A subgroup analysis of our patient cohort revealed that over a third of patients (37%) had implant-based metal artifact directly at the site of clinical question. Subjective image quality improved significantly from markedly reduced diagnostic interpretability to only slight artifacts without impaired diagnostic interpretability. This underlines the clinical importance of this technique to reduce image artifacts.

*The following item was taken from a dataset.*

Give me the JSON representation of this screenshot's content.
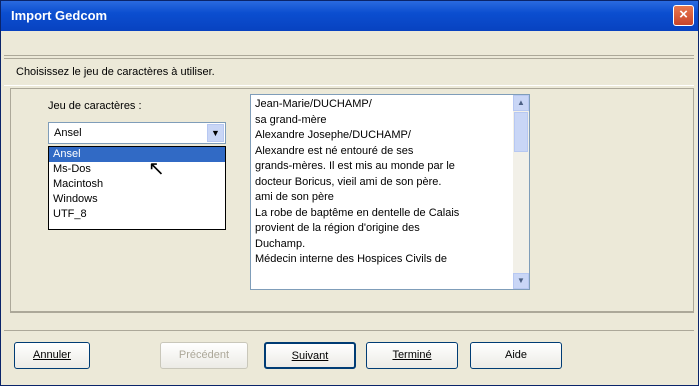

There are several limitations to this study. First this was a retrospective design. Second, readers for subjective image quality were not blinded toward the image reconstruction. iMAR reconstructions show a typical and recognizable appearance and have lower artifact, making a blinding of the readers not feasible. To assess objective artifact reduction the corrected HU were measured. While this allowed a fair comparison between mixed images and VMI, it is not used clinically. We did not distinguish between unilateral and bilateral hip prosthesis. Previous studies showed that MAR-algorithms especially yielded benefits over VMI alone in severe artifacts such as in bilateral hip prosthesis [50]. The results of our study are specific for split-filter dual-energy CT with the use of iMAR for hip and spinal implants, they do not transfer to other dual-energy CT scanner types or iterative metal artifact algorithms.

Conclusion

For abdominal split-filter DECT of patients with spinal or hip implants iMAR should be used to minimize metal artifacts. MixediMAR images provide best image quality. While high keV VMI can reduce quantitative artifact, they do not improve overall image quality. Low keV images (VMI50keV) may be used together with iMAR to improve vascular contrast, while providing less metal artifact compared to non iMAR images.